It’s only a matter of time before the National Labor Relations Board is faced with a challenge to a 2004 ruling that says graduate students at private institutions aren’t employees and therefore don’t have bargaining rights, its leader told attendees at a labor conference here on Monday.
“This is not an issue that we’ll bring up, but I have heard there are cases out there in the works,” said Wilma B. Liebman, the opening speaker at the conference, held at the City University of New York’s Baruch College.
Ms. Liebman, who became the labor board’s chairman in 2009, spoke to an audience of union leaders, university administrators, and faculty members who are intensely interested in how the board, under President Obama’s administration, might change the landscape for collective bargaining in higher education.

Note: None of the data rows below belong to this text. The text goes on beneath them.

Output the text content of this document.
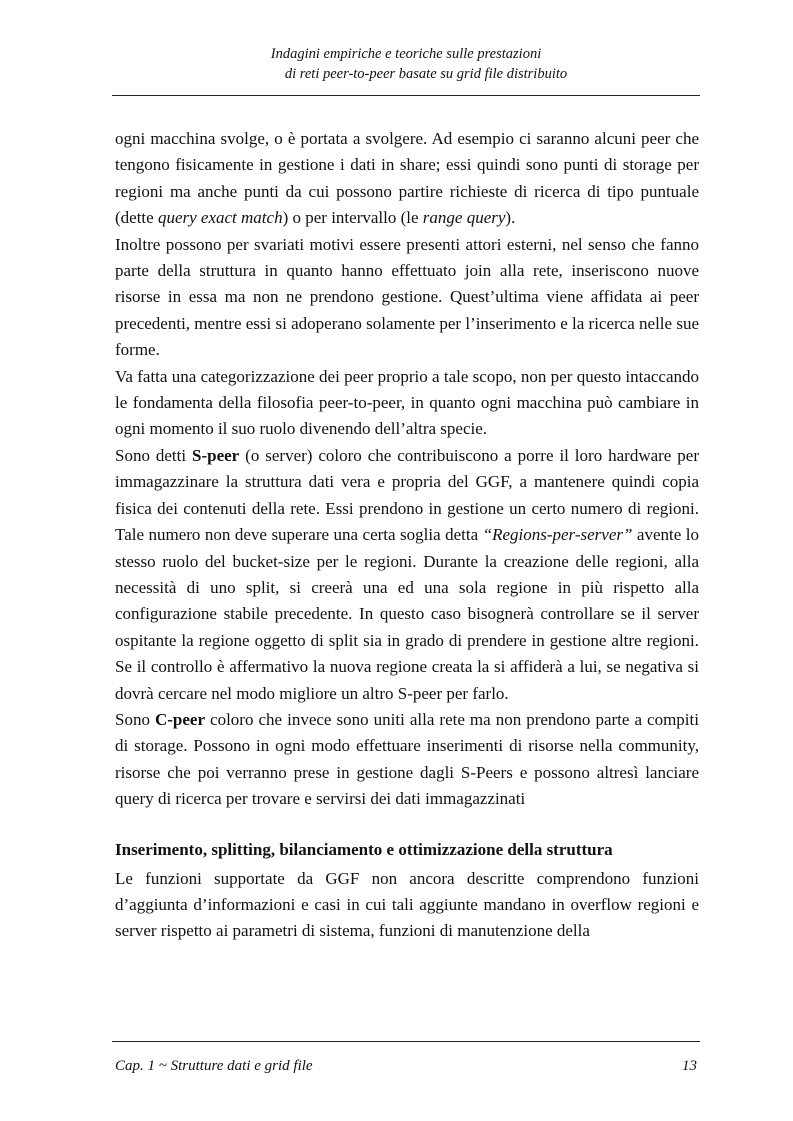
Indagini empiriche e teoriche sulle prestazioni
di reti peer-to-peer basate su grid file distribuito

ogni macchina svolge, o è portata a svolgere. Ad esempio ci saranno alcuni peer che tengono fisicamente in gestione i dati in share; essi quindi sono punti di storage per regioni ma anche punti da cui possono partire richieste di ricerca di tipo puntuale (dette query exact match) o per intervallo (le range query).

Inoltre possono per svariati motivi essere presenti attori esterni, nel senso che fanno parte della struttura in quanto hanno effettuato join alla rete, inseriscono nuove risorse in essa ma non ne prendono gestione. Quest’ultima viene affidata ai peer precedenti, mentre essi si adoperano solamente per l’inserimento e la ricerca nelle sue forme.

Va fatta una categorizzazione dei peer proprio a tale scopo, non per questo intaccando le fondamenta della filosofia peer-to-peer, in quanto ogni macchina può cambiare in ogni momento il suo ruolo divenendo dell’altra specie.

Sono detti S-peer (o server) coloro che contribuiscono a porre il loro hardware per immagazzinare la struttura dati vera e propria del GGF, a mantenere quindi copia fisica dei contenuti della rete. Essi prendono in gestione un certo numero di regioni. Tale numero non deve superare una certa soglia detta “Regions-per-server” avente lo stesso ruolo del bucket-size per le regioni. Durante la creazione delle regioni, alla necessità di uno split, si creerà una ed una sola regione in più rispetto alla configurazione stabile precedente. In questo caso bisognerà controllare se il server ospitante la regione oggetto di split sia in grado di prendere in gestione altre regioni. Se il controllo è affermativo la nuova regione creata la si affiderà a lui, se negativa si dovrà cercare nel modo migliore un altro S-peer per farlo.

Sono C-peer coloro che invece sono uniti alla rete ma non prendono parte a compiti di storage. Possono in ogni modo effettuare inserimenti di risorse nella community, risorse che poi verranno prese in gestione dagli S-Peers e possono altresì lanciare query di ricerca per trovare e servirsi dei dati immagazzinati

Inserimento, splitting, bilanciamento e ottimizzazione della struttura

Le funzioni supportate da GGF non ancora descritte comprendono funzioni d’aggiunta d’informazioni e casi in cui tali aggiunte mandano in overflow regioni e server rispetto ai parametri di sistema, funzioni di manutenzione della

Cap. 1 ~ Strutture dati e grid file	13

Mr. Obama recently used his recess-appointment authority to fill two vacancies on the five-member board (one position remains vacant). Many union supporters hope that his appointments to the labor board, along with others to the federal courts, mean that the ranks of professors and graduate teaching assistants in higher-education unions will have a chance to grow.
Ms. Liebman cautioned, however, that even though she expects the newly expanded board to take a “more dynamic approach to decision making,” it is “unrealistic to expect fundamental, wholesale change,” particularly when it comes to unionizing professors at private colleges.
A 30-Year-Old Decision
For the most part, they have been unable to form unions ever since 1980. That’s when the U.S. Supreme Court ruled in a case involving Yeshiva University that professors at the private institution were managerial employees and therefore not entitled to bargaining rights under the National Labor Relations Act. Before the decision, professors at private institutions were generally considered professional employees, who do have full bargaining rights under the law.
The Yeshiva ruling focused specifically on the facts in that case, but it has proved a stumbling block for union drives at all but a handful of private colleges across the country.
“Every time we try to make it stretch to protect more faculty, it doesn’t work,” Ms. Liebman said of the labor law. “There seems to be some hostility in the courts.”
Still, Ms. Liebman said there were “modest but meaningful things the board can do,” including moving to shorten the time frame between filing a petition to hold a union election and actually voting, and pushing the labor board to decide cases that come before it much more quickly—a task that should become easier with a board that recently doubled in size, after having had only two members for the past two years.
‘Looking for a Change in the Law’
Ms. Liebman’s remarks struck a chord with faculty union advocates at the conference, which was organized by the National Center for the Study of Collective Bargaining in Higher Education and the Professions of CUNY’s Hunter College.
Phil Kugler, director of organization and membership services for the American Federation of Teachers, said the federation “really doesn’t bother to get into the private-sector faculty situation"—the barriers caused by the Yeshiva case make it too costly to do so, he said. “We’re looking for a change in the law as the only way out. We hope there can be some private-sector changes.”
James Turk, executive director of the Canadian Association of University Teachers, gave attendees a glance into a much different union environment. In Canada, he said, “union busting is rare,” and widespread union membership among professors is the norm. Even adjuncts in Canada are heavily unionized. Yet, despite having collective-bargaining rights, adjuncts in Canada—much like their counterparts in the United States—are “still exploited,” Mr. Turk said. “We can’t really negotiate the end to their exploitation.”
The recent recession’s effect on higher education is, of course, a common theme in sessions at this year’s conference. Other topics covered on Monday included postdoctoral researchers and collective-bargaining rights, negotiating effectively, and the future of public higher education in California.
Among the topics on tap for Tuesday, the conference’s final day, are graduate-student unionization, how budget crises have affected diversity and collective bargaining, and an inside look at adjunct advocacy through the eyes of some of the founding members of New Faculty Majority: the National Coalition for Adjunct and Contingent Equity.